In the politically correct antiversity and in edworld, the mere existence of a statistical disparity between an officially defined “oppressor group” (white, heterosexual, able-bodied males) and an officially defined “oppressed group” (anyone else) has become accepted as “proof” of discrimination. Requesting evidence that the “disparate impact” in question is in fact due to white racism, as opposed to other factors (black racism, parental neglect, incompetent teachers, etc.), has long resulted in questioners being derided as “racists,” and fired from their jobs. That is why, one “goes along” in today’s academic world.

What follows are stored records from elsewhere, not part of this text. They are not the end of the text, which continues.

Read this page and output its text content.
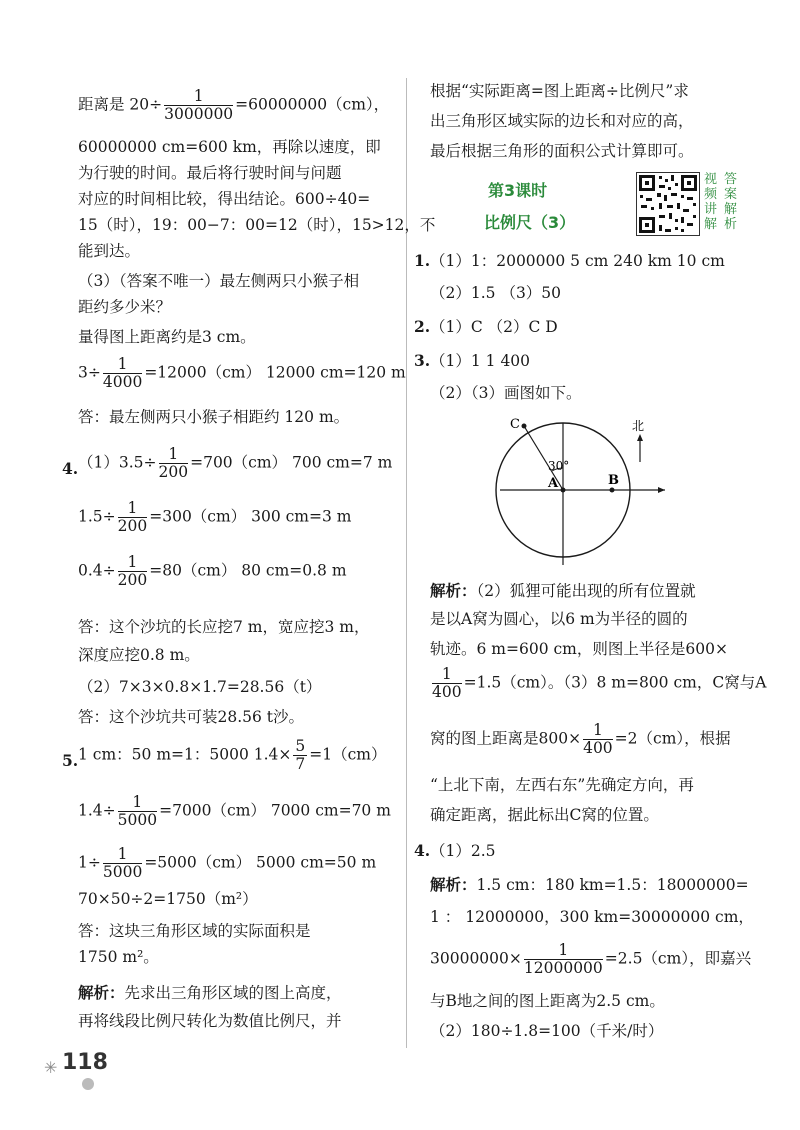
距离是 $20\div \frac{1}{3000000} =60000000(cm)$，
60000000 cm=600 km，再除以速度，即
为行驶的时间。最后将行驶时间与问题
对应的时间相比较，得出结论。600÷40=
15（时），19：00−7：00=12（时），15>12，不
能到达。
（3）（答案不唯一）最左侧两只小猴子相
距约多少米？
量得图上距离约是3 cm。
$3\div \frac{1}{4000} =12000(cm)$ 12000 cm=120 m
答：最左侧两只小猴子相距约 120 m。
4. $(1)3.5\div \frac{1}{200} =700(cm)$ 700 cm=7 m
$1.5\div \frac{1}{200} =300(cm)$ 300 cm=3 m
$0.4\div \frac{1}{200} =80(cm)$ 80 cm=0.8 m
答：这个沙坑的长应挖7 m，宽应挖3 m，
深度应挖0.8 m。
（2）7×3×0.8×1.7=28.56（t）
答：这个沙坑共可装28.56 t沙。
5. 1 cm：50 m=1：5000 $1.4\times \frac{5}{7} =1(cm)$
$1.4\div \frac{1}{5000} =7000(cm)$ 7000 cm=70 m
$1\div \frac{1}{5000} =5000(cm)$ 5000 cm=50 m
70×50÷2=1750（m²）
答：这块三角形区域的实际面积是
1750 m²。
解析：先求出三角形区域的图上高度，
再将线段比例尺转化为数值比例尺，并
根据“实际距离=图上距离÷比例尺”求
出三角形区域实际的边长和对应的高，
最后根据三角形的面积公式计算即可。
第3课时
比例尺（3）
1. （1）1：2000000 5 cm 240 km 10 cm
（2）1.5 （3）50
2. （1）C （2）C D
3. （1）1 1 400
（2）（3）画图如下。
解析：（2）狐狸可能出现的所有位置就
是以A窝为圆心，以6 m为半径的圆的
轨迹。6 m=600 cm，则图上半径是600×
$\frac{1}{400} =1.5(cm)$。（3）8 m=800 cm，C窝与A
窝的图上距离是$800\times \frac{1}{400} =2(cm)$，根据
“上北下南，左西右东”先确定方向，再
确定距离，据此标出C窝的位置。
4. （1）2.5
解析：1.5 cm：180 km=1.5：18000000=
1 ： 12000000，300 km=30000000 cm，
$30000000\times \frac{1}{12000000} =2.5(cm)$，即嘉兴
与B地之间的图上距离为2.5 cm。
（2）180÷1.8=100（千米/时）
视 答
频 案
讲 解
解 析
C
A	B
30°
北
✳ 118
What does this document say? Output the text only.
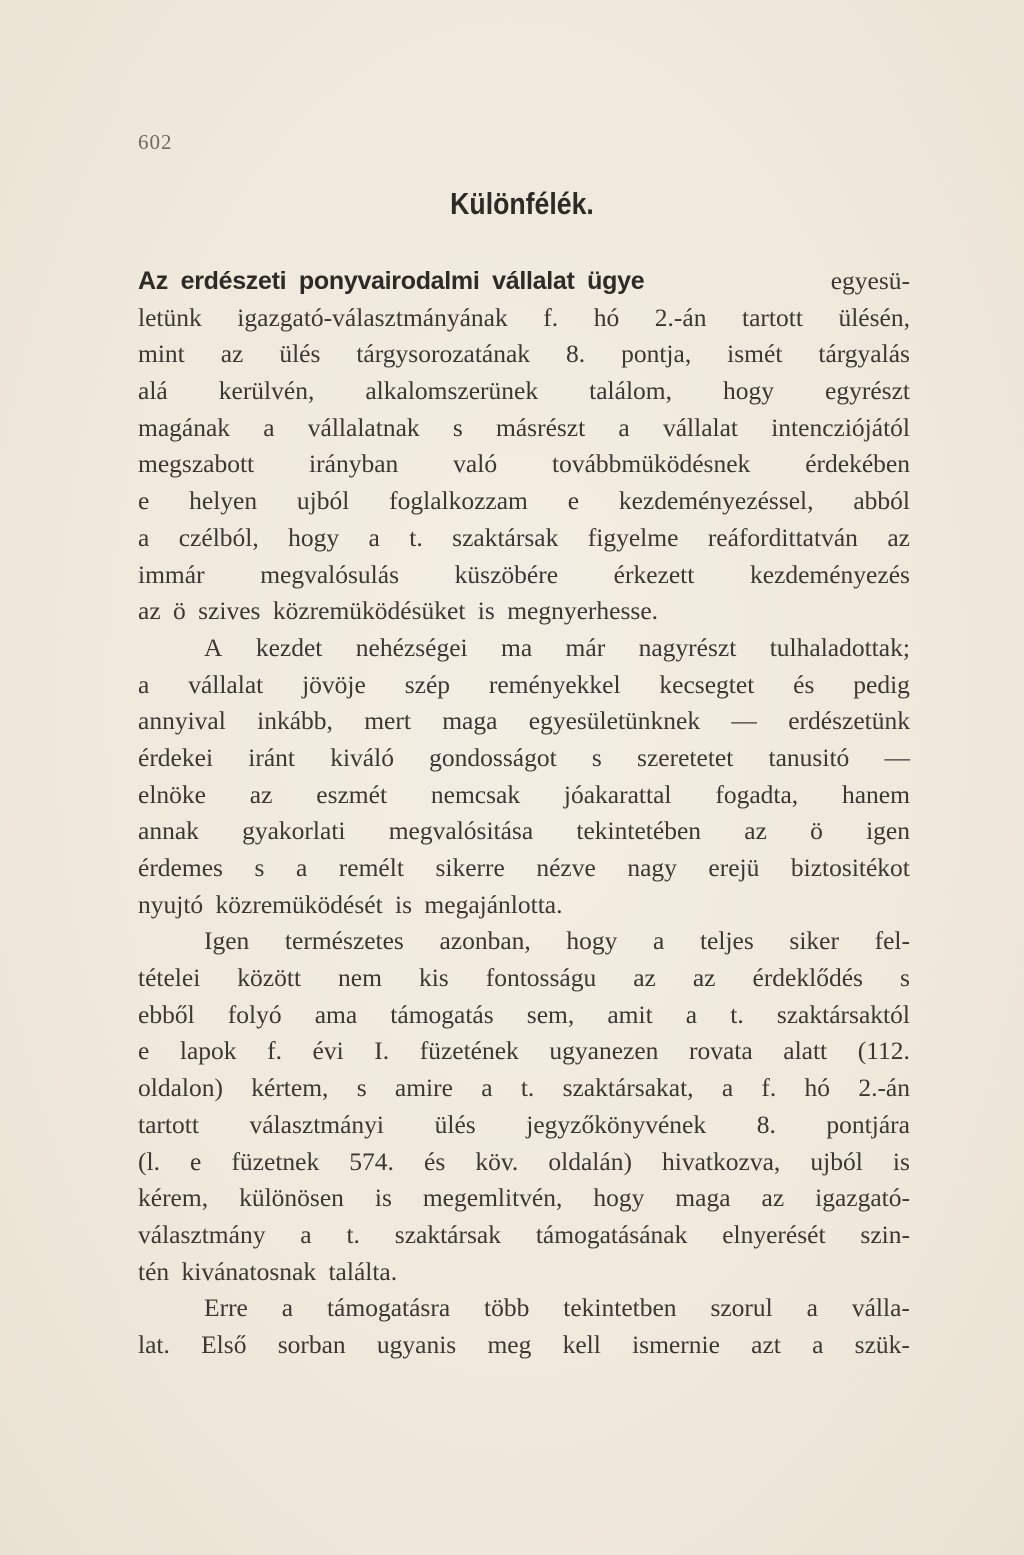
602
Különfélék.
Az erdészeti ponyvairodalmi vállalat ügye	egyesü-
letünk igazgató-választmányának f. hó 2.-án tartott ülésén,
mint az ülés tárgysorozatának 8. pontja, ismét tárgyalás
alá kerülvén, alkalomszerünek találom, hogy egyrészt
magának a vállalatnak s másrészt a vállalat intencziójától
megszabott irányban való továbbmüködésnek érdekében
e helyen ujból foglalkozzam e kezdeményezéssel, abból
a czélból, hogy a t. szaktársak figyelme reáfordittatván az
immár megvalósulás küszöbére érkezett kezdeményezés
az ö szives közremüködésüket is megnyerhesse.
A kezdet nehézségei ma már nagyrészt tulhaladottak;
a vállalat jövöje szép reményekkel kecsegtet és pedig
annyival inkább, mert maga egyesületünknek — erdészetünk
érdekei iránt kiváló gondosságot s szeretetet tanusitó —
elnöke az eszmét nemcsak jóakarattal fogadta, hanem
annak gyakorlati megvalósitása tekintetében az ö igen
érdemes s a remélt sikerre nézve nagy erejü biztositékot
nyujtó közremüködését is megajánlotta.
Igen természetes azonban, hogy a teljes siker fel-
tételei között nem kis fontosságu az az érdeklődés s
ebből folyó ama támogatás sem, amit a t. szaktársaktól
e lapok f. évi I. füzetének ugyanezen rovata alatt (112.
oldalon) kértem, s amire a t. szaktársakat, a f. hó 2.-án
tartott választmányi ülés jegyzőkönyvének 8. pontjára
(l. e füzetnek 574. és köv. oldalán) hivatkozva, ujból is
kérem, különösen is megemlitvén, hogy maga az igazgató-
választmány a t. szaktársak támogatásának elnyerését szin-
tén kivánatosnak találta.
Erre a támogatásra több tekintetben szorul a válla-
lat. Első sorban ugyanis meg kell ismernie azt a szük-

More word games: In his report, Klein always uses “coaching,” “prepping,” and “intensive preparation” in a pejorative fashion, suggesting they are forms of cheating. Part of this web of suggestion is his reference to the use of older TAAS tests, and drilling for the TAAS using questions similar to those on the exam. And then there is the criticism, pervasive today in edworld (especially in the Anti-Testing Brigade) and the mainstream media, of “teaching to the test.”
Call it “coaching,” “prepping,” or “teaching to the test” — not only is this practice not a form of cheating which inflates test scores, but it is every teacher’s duty, a duty I felt acutely during seven years as a college instructor teaching remedial and allegedly college-level courses.
And it is standard practice to use questions similar to those that will be on the exam, culled from past exams. A case of fraud or “bias” would only obtain, if a teacher used the questions from the actual test his students were about to take.
To read Stephen Klein, you’d never know that a multi-billion-dollar learning and test preparation industry existed, that middle-class and well-to-do students of all colors and ability levels routinely used, often in addition to private tutors, to increase their test scores.
Apparently, only poor “students of color” are to be denied such advantages. (Oops, there I go racially pandering! There’s just no escaping it!)
And the commonsensical “tricks” students learn through their TAAS preparation — such as reading the test question before reading the passage it tests — are things all students should know. Besides, they are nothing, compared to the sorts of tricks that journalists and education scholars routinely depend on.
Finally, the report does not cite a single sample question from the TAAS. Many journalists did give examples of these questions, and used them to offer more scientifically-grounded explanations of the TAAS scores than Stephen Klein did.
At the same time, journalists Klein had spoken to gave — much like Klein himself — analyses of the Klein Report that went far beyond its actual contents. And the anti-Bush newspaper articles almost always contained quotes from the same anti-testing zealots — e.g., Angela Valenzuela of the University of Texas and Linda McNeil of Rice University — whom Klein cited approvingly in his report, even though in it, he adamantly denied being from the anti-testing camp.
Note too that the anti-Bush articles that immediately followed the release of the Klein Report combined analyses of the report’s criticisms of TAAS (saying literally what the report only insinuated) with additional criticisms of TAAS by Valenzuela, McNeil, and other, unnamed sources, that bore no relation to the report, which often were irrelevant to it, and which in some cases flat-out contradicted Klein’s criticisms.
However, a reader who had not studied the Klein Report, and who had a limited knowledge of the world of testing, would be hard-pressed to cut through the thicket of propaganda.